It’s all rather charming, as is the not very vexed debate over whether Clare is a town or a village. Since Clare was voted Suffolk Village of the Year in 2010 I can’t see many residents asking for the award to be taken back.

Down the road and past the Atlanta Spa health spa, Cavendish can’t offer the amenities of Clare but it still has three pubs plus a tiny newsagent called The Duck or Grouse. It has an air of peace and tranquility.

A swanky looking new tearoom has opened recently by the village pond, except they don’t call it a pond it’s a waver. “A beautifully maintained duck pond with very few ducks,” is how one villager describes it.

Of course, the image that lingers is of the green set off by those famous pink cottages and the church behind. The Sue Ryder Charity was founded here in the 1950s.

We are in pargeting country here – several homes in the Stour Valley feature this raised plaster decoration on external walls. Horsehair and sand were mixed into a lime plaster which enabled the plasterer to fashion animals and heraldic images.

This was a rich part of the county and pargeting was a popular way to show off personal wealth in medieval times. More artistic and easier on the eye than satellite dishes.

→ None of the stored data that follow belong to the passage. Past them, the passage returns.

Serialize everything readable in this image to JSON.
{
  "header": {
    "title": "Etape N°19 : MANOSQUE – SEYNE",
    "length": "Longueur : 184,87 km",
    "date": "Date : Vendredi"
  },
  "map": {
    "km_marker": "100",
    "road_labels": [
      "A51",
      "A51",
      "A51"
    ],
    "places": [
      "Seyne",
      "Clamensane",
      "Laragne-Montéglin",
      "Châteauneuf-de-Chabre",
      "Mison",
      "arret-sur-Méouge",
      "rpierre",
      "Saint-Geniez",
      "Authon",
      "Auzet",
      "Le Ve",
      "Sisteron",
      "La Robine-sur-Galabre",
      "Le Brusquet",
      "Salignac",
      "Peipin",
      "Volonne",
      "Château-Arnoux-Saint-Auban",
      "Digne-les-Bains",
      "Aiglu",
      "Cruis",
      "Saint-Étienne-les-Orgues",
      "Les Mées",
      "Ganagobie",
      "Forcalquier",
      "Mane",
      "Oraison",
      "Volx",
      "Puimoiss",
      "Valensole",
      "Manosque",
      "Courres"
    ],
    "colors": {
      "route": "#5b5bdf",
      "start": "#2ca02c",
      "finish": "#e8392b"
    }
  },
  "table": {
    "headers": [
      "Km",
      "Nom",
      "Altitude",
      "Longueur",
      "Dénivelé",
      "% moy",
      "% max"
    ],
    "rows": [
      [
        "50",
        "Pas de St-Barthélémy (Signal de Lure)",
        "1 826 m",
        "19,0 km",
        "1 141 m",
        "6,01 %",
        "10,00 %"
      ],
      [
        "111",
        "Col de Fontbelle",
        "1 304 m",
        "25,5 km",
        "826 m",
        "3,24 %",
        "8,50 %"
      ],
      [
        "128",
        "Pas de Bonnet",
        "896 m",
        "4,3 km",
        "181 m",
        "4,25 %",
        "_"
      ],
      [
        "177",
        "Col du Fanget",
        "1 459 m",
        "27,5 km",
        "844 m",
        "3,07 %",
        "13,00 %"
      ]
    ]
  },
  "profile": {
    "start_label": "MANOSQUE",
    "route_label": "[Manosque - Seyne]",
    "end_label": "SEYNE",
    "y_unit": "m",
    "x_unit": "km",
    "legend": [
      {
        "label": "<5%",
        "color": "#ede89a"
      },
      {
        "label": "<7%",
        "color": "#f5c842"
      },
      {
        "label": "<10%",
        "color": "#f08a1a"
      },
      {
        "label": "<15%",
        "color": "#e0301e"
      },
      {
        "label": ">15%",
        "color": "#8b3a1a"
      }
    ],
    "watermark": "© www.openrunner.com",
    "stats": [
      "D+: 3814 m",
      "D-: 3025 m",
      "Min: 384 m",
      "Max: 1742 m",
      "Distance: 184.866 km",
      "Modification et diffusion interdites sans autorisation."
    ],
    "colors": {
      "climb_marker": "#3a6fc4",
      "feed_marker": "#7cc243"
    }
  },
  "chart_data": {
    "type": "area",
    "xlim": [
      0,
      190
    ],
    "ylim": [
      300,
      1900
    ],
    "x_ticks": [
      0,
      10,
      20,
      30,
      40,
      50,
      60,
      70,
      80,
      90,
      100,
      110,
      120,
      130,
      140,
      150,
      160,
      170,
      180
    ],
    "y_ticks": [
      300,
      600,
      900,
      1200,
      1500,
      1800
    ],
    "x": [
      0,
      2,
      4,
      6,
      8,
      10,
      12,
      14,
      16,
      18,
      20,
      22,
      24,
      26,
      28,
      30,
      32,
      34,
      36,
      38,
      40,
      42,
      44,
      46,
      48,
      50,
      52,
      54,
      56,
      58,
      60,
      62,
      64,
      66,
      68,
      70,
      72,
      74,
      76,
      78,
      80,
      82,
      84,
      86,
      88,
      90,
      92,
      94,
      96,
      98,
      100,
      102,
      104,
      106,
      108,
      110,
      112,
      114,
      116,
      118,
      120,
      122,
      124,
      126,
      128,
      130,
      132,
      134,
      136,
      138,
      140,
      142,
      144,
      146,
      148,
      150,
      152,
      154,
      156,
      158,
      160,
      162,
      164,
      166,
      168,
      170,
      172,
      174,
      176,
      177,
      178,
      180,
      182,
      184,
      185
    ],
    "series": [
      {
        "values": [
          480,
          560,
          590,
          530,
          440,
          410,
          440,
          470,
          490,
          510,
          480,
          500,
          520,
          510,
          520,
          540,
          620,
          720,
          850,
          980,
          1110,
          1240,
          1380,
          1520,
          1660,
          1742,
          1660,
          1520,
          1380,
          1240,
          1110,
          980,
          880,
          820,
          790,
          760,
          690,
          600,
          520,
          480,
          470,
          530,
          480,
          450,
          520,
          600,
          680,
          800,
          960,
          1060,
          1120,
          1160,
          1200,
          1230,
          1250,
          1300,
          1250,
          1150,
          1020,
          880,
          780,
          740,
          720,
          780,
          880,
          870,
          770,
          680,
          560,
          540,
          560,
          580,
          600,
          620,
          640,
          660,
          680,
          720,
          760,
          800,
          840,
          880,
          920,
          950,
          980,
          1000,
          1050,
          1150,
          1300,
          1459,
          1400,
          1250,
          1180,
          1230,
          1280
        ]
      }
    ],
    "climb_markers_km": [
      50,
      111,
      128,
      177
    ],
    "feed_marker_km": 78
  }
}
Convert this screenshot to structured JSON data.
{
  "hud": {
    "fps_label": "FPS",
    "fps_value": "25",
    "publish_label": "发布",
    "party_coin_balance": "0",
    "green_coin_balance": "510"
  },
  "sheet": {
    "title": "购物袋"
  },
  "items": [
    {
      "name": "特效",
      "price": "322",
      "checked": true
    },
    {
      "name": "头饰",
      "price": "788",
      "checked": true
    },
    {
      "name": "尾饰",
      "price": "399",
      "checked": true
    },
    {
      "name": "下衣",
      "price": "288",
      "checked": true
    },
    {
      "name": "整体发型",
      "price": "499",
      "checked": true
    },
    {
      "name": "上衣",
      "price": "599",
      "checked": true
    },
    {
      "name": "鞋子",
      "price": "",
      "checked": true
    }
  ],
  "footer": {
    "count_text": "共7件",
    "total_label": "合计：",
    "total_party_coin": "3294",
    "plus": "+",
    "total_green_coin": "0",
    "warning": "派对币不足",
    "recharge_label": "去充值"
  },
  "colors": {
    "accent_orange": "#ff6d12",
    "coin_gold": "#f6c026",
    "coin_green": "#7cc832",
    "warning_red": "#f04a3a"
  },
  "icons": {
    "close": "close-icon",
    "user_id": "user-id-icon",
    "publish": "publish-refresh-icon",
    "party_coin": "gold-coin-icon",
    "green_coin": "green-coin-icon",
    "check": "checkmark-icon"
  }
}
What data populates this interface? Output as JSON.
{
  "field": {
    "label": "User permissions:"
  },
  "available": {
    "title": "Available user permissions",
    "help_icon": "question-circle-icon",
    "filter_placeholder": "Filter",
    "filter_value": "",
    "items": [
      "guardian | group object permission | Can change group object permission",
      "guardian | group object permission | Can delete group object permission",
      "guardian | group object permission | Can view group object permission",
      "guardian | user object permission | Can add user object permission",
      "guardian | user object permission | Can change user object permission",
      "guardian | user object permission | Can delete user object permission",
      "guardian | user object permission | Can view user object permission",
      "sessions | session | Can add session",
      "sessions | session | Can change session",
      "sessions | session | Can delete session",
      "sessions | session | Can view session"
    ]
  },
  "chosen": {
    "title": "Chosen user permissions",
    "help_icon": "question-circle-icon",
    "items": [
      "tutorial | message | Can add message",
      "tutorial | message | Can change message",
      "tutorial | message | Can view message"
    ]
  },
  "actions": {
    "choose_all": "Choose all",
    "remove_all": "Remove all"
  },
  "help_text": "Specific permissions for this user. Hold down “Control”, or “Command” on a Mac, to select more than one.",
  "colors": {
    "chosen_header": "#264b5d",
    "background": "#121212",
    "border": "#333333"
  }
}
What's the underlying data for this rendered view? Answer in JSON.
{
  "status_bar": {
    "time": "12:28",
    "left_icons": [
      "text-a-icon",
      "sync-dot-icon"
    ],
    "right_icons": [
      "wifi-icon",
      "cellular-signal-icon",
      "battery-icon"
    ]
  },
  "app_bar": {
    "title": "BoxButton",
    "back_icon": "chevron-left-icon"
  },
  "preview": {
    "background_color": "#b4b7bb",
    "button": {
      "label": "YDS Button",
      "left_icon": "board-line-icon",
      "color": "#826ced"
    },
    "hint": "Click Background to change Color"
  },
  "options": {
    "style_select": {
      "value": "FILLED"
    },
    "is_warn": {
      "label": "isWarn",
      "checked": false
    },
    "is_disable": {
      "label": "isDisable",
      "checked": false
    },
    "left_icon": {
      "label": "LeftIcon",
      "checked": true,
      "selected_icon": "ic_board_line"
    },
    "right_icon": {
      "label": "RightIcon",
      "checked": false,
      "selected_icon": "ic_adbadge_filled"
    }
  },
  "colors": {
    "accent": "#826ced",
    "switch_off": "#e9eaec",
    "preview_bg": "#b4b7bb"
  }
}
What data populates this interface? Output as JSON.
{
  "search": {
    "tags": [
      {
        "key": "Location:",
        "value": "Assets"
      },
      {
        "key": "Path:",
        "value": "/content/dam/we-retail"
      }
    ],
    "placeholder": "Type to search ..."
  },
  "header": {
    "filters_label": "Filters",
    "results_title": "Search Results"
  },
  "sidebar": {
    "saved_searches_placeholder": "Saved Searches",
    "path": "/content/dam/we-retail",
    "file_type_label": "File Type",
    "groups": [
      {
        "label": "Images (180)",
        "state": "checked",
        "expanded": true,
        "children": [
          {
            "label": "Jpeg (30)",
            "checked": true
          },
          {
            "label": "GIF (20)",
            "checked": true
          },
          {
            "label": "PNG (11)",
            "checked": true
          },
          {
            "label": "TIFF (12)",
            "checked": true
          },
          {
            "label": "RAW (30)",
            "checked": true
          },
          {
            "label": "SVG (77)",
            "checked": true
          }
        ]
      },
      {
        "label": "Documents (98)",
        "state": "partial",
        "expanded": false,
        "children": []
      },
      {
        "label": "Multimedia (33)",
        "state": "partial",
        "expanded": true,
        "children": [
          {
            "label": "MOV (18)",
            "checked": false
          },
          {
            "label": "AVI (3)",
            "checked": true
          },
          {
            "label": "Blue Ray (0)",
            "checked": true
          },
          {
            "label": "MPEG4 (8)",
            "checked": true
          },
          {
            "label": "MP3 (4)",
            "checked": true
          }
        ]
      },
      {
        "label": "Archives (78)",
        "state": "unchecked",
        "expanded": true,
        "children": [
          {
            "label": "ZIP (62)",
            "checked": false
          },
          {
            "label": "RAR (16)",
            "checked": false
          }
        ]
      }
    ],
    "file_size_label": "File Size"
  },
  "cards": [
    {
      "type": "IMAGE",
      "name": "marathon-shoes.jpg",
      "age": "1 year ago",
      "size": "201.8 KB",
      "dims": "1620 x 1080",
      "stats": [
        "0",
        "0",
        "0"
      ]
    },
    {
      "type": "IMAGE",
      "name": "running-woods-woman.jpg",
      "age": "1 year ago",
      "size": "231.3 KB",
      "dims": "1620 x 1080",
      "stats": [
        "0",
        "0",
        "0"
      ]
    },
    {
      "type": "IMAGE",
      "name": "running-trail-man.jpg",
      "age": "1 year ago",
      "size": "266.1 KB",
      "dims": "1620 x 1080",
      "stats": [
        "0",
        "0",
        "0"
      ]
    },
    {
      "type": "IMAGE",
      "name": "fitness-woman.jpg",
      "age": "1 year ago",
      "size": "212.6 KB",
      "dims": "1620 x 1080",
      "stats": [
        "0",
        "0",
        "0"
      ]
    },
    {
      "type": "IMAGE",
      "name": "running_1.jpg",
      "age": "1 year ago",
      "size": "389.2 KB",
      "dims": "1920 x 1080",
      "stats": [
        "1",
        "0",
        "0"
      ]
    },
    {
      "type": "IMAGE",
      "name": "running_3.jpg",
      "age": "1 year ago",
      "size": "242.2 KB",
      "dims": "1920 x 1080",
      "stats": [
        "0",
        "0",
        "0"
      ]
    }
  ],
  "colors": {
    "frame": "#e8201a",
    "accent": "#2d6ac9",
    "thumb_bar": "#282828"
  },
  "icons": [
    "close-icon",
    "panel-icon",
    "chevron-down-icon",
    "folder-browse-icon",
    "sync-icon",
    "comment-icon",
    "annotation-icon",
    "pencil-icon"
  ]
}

On the road to Long Melford sits the Willow Tree Farm Shop, small, friendly and full of lovely local produce with fresh fish on Saturdays apparently. The Nethergate Brewery is nearby at the tiny settlement of Pentlow.

Further along the A1092 we reach Long Melford, a busy, working village at its heart but with interesting stately homes like Kentwell and Long Melford Hall on its edges.

With the River Stour close by there are some interesting valley walks too, you can even find a route through to Lavenham. Meanwhile the 15th century Holy Trinity Church on the green can’t and shouldn’t be missed. It’s as elegant inside as it is outside and it really is vast.

In Hall Street, the main artery of this village, there are crinkle-crankle walls and dozens of handsome old buildings some with newer frontages.There are tea-rooms, antique shops, galleries, boutiques, butchers and gift shops here as well as some very good places to eat.

It might just be the most complete village in the county – you can shop and sightsee as well as eat, drink and be merry in its convivial atmosphere.

Local planners can also point to some considered redevelopment. An old maltings at the Sudbury end of the village was tastefully converted into flats and dray houses in the late nineties. In keeping with this time of the Yuppie the rather rundown corner pub, a few yards away, suddenly became a wine bar called the Percy.

And did you know the parish includes the hamlets of Bridge Street and Cuckoo Tye? Now there’s an address to impress.